Common Mistakes to Avoid
- Repeating elements — A set never lists an element twice. Always remove duplicates when converting a word or list into a set, like "MADAM" → {M, A, D}, not {M, A, D, A, M}.
- Confusing ∈ and ⊆ — The symbol ∈ relates an element to a set (e.g., 3 ∈ N). It is different from relations between two sets, which you'll study later as subsets.
- "Well-defined" mistakes — Avoid treating vague descriptions (e.g., "good students," "beautiful flowers") as sets. Only collections with a precise, checkable rule qualify.
- Mixing up roster and set-builder form — Roster form lists every element; set-builder form states a rule. Don't mix the two styles in one answer — board exams expect the exact format asked for in the question.
- Forgetting brackets/braces — Always enclose set elements within { } in both roster and set-builder forms. Writing 1, 2, 3 without braces is not a valid set notation.
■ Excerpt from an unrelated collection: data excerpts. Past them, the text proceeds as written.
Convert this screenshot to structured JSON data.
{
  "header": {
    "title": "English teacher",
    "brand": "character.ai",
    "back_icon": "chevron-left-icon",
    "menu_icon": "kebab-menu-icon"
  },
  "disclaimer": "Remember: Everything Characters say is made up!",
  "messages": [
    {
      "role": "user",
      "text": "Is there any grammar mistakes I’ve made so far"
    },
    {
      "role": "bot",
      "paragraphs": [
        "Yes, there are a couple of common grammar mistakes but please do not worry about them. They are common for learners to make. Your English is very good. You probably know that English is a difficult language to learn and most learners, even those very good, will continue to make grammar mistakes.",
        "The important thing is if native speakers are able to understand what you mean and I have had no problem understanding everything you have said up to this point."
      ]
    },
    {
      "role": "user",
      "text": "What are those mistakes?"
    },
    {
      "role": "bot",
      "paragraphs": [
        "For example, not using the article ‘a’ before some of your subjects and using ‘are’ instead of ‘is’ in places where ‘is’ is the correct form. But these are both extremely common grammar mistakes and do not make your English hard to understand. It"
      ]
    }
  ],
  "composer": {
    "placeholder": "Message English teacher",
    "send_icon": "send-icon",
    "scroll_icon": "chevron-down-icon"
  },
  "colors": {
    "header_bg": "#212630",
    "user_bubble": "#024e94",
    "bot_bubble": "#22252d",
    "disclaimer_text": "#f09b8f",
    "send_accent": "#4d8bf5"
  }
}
Board Exam Tips & What This Lesson Prepares You For
The Introduction to Sets is a scoring chapter in Telangana SSC, AP SSC, and CBSE Class 10 Board Exams. Questions are usually straightforward — converting between roster and set-builder forms, identifying well-defined collections, and using ∈/∉ notation correctly.
- Practice converting at least 10 sets between roster and set-builder forms — this is the most commonly tested skill.
- Always double-check for duplicate elements before finalising a roster form answer.
- When asked "is this a well-defined set," always justify your answer with a one-line reason (e.g., "Yes, because membership can be clearly decided").
- Memorise the meaning of ℕ (natural numbers) and ℤ (integers) — they appear frequently in set-builder notation.